The Provincial Land Office of Maryland was responsible for distributing land from 1634 to 1777 on behalf of the Lord Proprietor. Land owners acquired their plots by means of a warrant, followed by a patent. Information concerning these land records is found in the Warrants and Patents series of the Provincial Land Office located at the Maryland State Archives. The late Peter Wilson Coldham indexed the records in his five-volume series Settlers of Maryland, published by the Genealogical Publishing Company.
Owing to England’s “Glorious Revolution,” the Lord Proprietor’s personal hold on land affairs was much weakened during the period from 1689 to 1715. However, it was immediately revived when his proprietary rights were restored in 1715 (Hartsook and Skordas, Land Office and Prerogative Court Records). The Lord Proprietor’s rent rolls and the debt books, the means by which the Lord Proprietor kept track of the rents due him, both commence in 1715 (though some are no longer extant).

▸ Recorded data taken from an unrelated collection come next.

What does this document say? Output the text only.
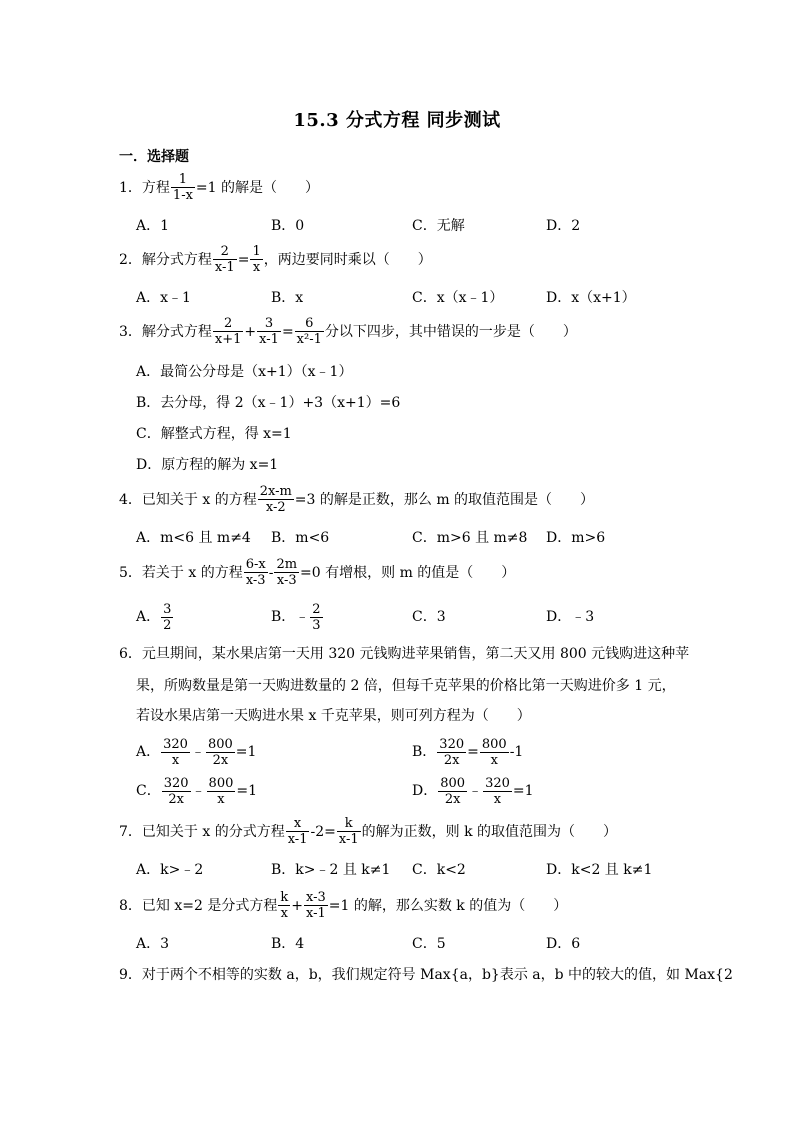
15.3 分式方程 同步测试
一．选择题
1．方程 $\frac{1}{1-x} =1$ 的解是（　　）
A．1	B．0	C．无解	D．2
2．解分式方程 $\frac{2}{x-1} = \frac{1}{x}$ ，两边要同时乘以（　　）
A．x﹣1	B．x	C．x（x﹣1）	D．x（x+1）
3．解分式方程 $\frac{2}{x+1} + \frac{3}{x-1} = \frac{6}{\text{x²-1}}$ 分以下四步，其中错误的一步是（　　）
A．最简公分母是（x+1）（x﹣1）
B．去分母，得 2（x﹣1）+3（x+1）=6
C．解整式方程，得 x=1
D．原方程的解为 x=1
4．已知关于 x 的方程 $\frac{2x-m}{x-2} =3$ 的解是正数，那么 m 的取值范围是（　　）
A．m<6 且 m≠4 B．m<6	C．m>6 且 m≠8 D．m>6
5．若关于 x 的方程 $\frac{6-x}{x-3} - \frac{2m}{x-3} =0$ 有增根，则 m 的值是（　　）
A． $\frac{3}{2}$	B．﹣ $\frac{2}{3}$	C．3	D．﹣3
6．元旦期间，某水果店第一天用 320 元钱购进苹果销售，第二天又用 800 元钱购进这种苹
果，所购数量是第一天购进数量的 2 倍，但每千克苹果的价格比第一天购进价多 1 元，
若设水果店第一天购进水果 x 千克苹果，则可列方程为（　　）
A． $\frac{320}{x}$ ﹣ $\frac{800}{2x} =1$	B． $\frac{320}{2x} = \frac{800}{x} -1$
C． $\frac{320}{2x}$ ﹣ $\frac{800}{x} =1$	D． $\frac{800}{2x}$ ﹣ $\frac{320}{x} =1$
7．已知关于 x 的分式方程 $\frac{x}{x-1} -2= \frac{k}{x-1}$ 的解为正数，则 k 的取值范围为（　　）
A．k>﹣2	B．k>﹣2 且 k≠1 C．k<2	D．k<2 且 k≠1
8．已知 x=2 是分式方程 $\frac{k}{x} + \frac{x-3}{x-1} =1$ 的解，那么实数 k 的值为（　　）
A．3	B．4	C．5	D．6
9．对于两个不相等的实数 a，b，我们规定符号 Max{a，b}表示 a，b 中的较大的值，如 Max{2
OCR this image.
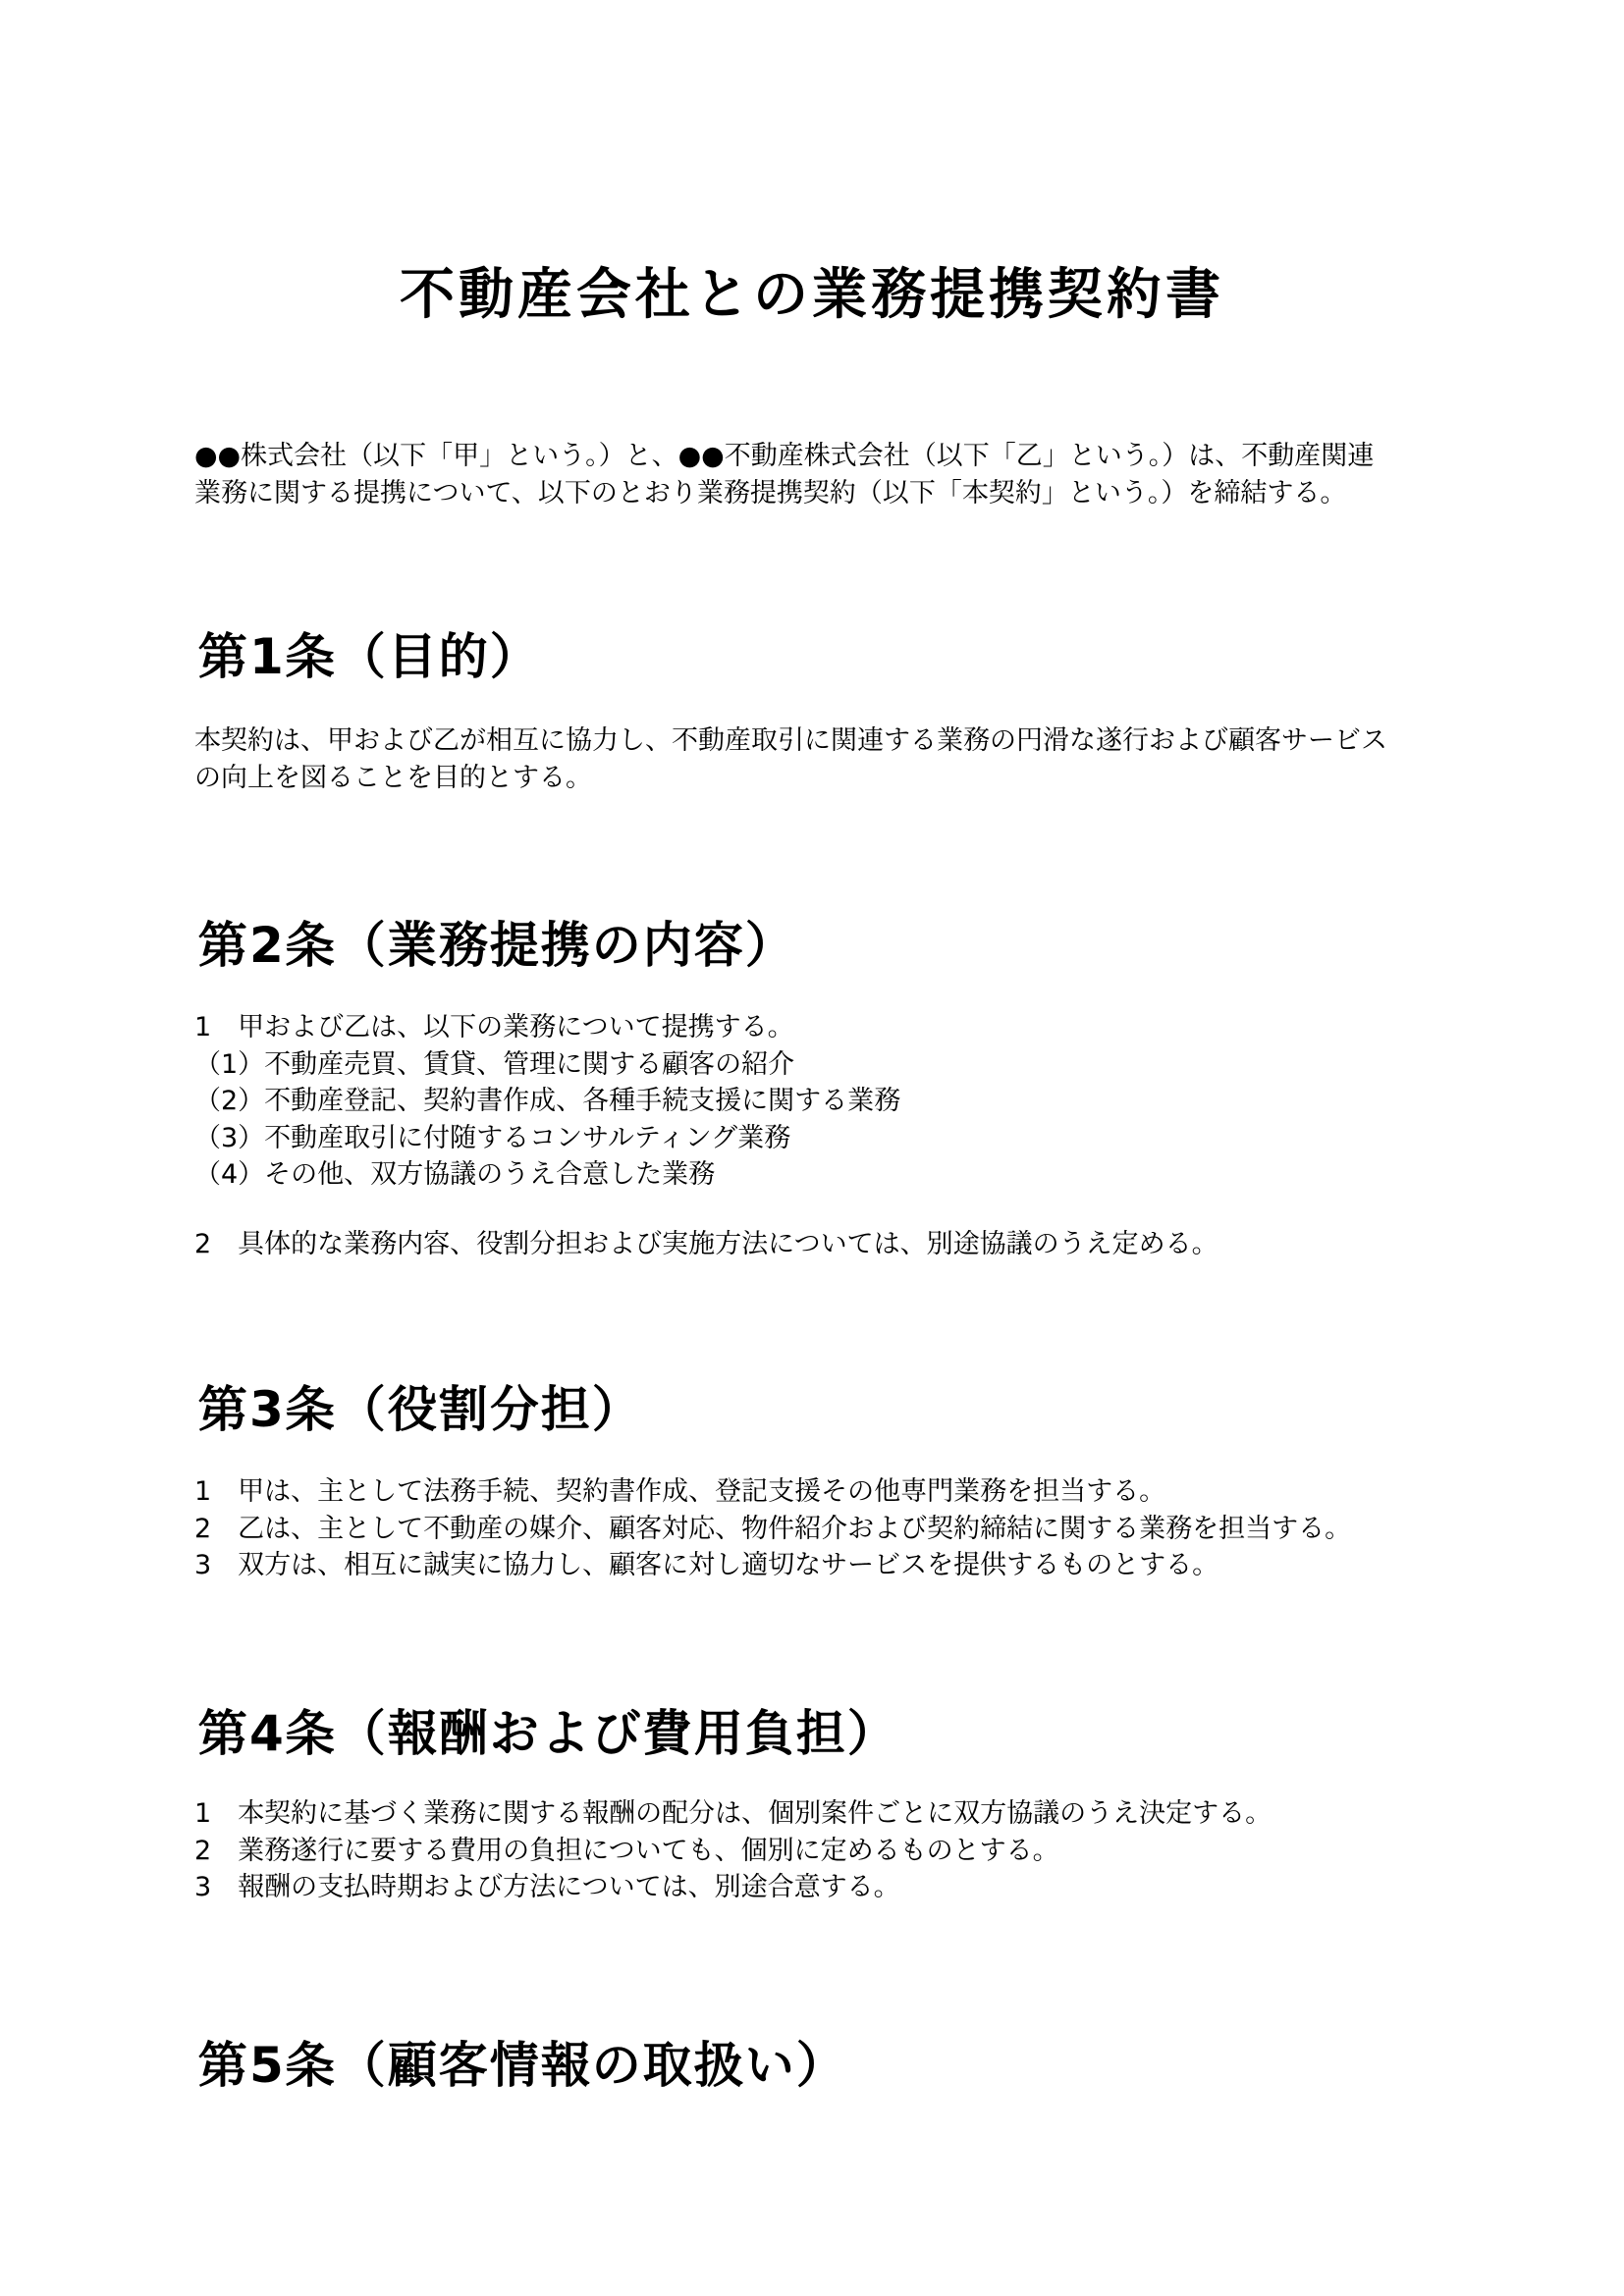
不動産会社との業務提携契約書
●●株式会社（以下「甲」という。）と、●●不動産株式会社（以下「乙」という。）は、不動産関連
業務に関する提携について、以下のとおり業務提携契約（以下「本契約」という。）を締結する。
第1条（目的）
本契約は、甲および乙が相互に協力し、不動産取引に関連する業務の円滑な遂行および顧客サービス
の向上を図ることを目的とする。
第2条（業務提携の内容）
1　甲および乙は、以下の業務について提携する。
（1）不動産売買、賃貸、管理に関する顧客の紹介
（2）不動産登記、契約書作成、各種手続支援に関する業務
（3）不動産取引に付随するコンサルティング業務
（4）その他、双方協議のうえ合意した業務
2　具体的な業務内容、役割分担および実施方法については、別途協議のうえ定める。
第3条（役割分担）
1　甲は、主として法務手続、契約書作成、登記支援その他専門業務を担当する。
2　乙は、主として不動産の媒介、顧客対応、物件紹介および契約締結に関する業務を担当する。
3　双方は、相互に誠実に協力し、顧客に対し適切なサービスを提供するものとする。
第4条（報酬および費用負担）
1　本契約に基づく業務に関する報酬の配分は、個別案件ごとに双方協議のうえ決定する。
2　業務遂行に要する費用の負担についても、個別に定めるものとする。
3　報酬の支払時期および方法については、別途合意する。
第5条（顧客情報の取扱い）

Each piece of land granted by the Lord Proprietor was subject to a yearly rent according to the terms of the patent. The surviving rent rolls consist of entries for each tract of land patented, plus the name of the person for whom the land was originally surveyed, the present owner, the acreage, and the rent. Alienations, or subsequent sales and leases of the piece of land, are also included.
The debt books list persons owning land, giving the names of the parcel(s) and the acreage of each tract that the person owned for each year rent was collected. They are arranged by county, by year, and then by the name of the person paying the rent. The great value of the Provincial Land Office debt books is that they enable the genealogist to track land ownership over various years in cases of intestate estates, land inherited by women, and land that is not specified in a will.
Frederick County’s debt books are extant for 1750 to 1773, with breaks. The information in this series is presented in a tabular form as follows: liber and folio citation, with any pertinent date; name of the person paying the taxes; and name of the tract of land and amount of acreage. Each Frederick County volume is indexed by the name of the land owner and his/her track, and, on average, each volume identifies about 10,000 parcels of land. Mr. Skinner notes that the debt books reveal that, besides Frederick County itself, landowners resided in seven other Maryland counties, four other colonies, and the city of London. Researchers should note that Frederick County record clerks indicated the town of ownership until 1772, when there was no mention of towns. Also owing to the fact that Frederick County was carved from Prince George’s, the author has repeated the 1750 entries in both his Prince George’s volumes and those for Frederick.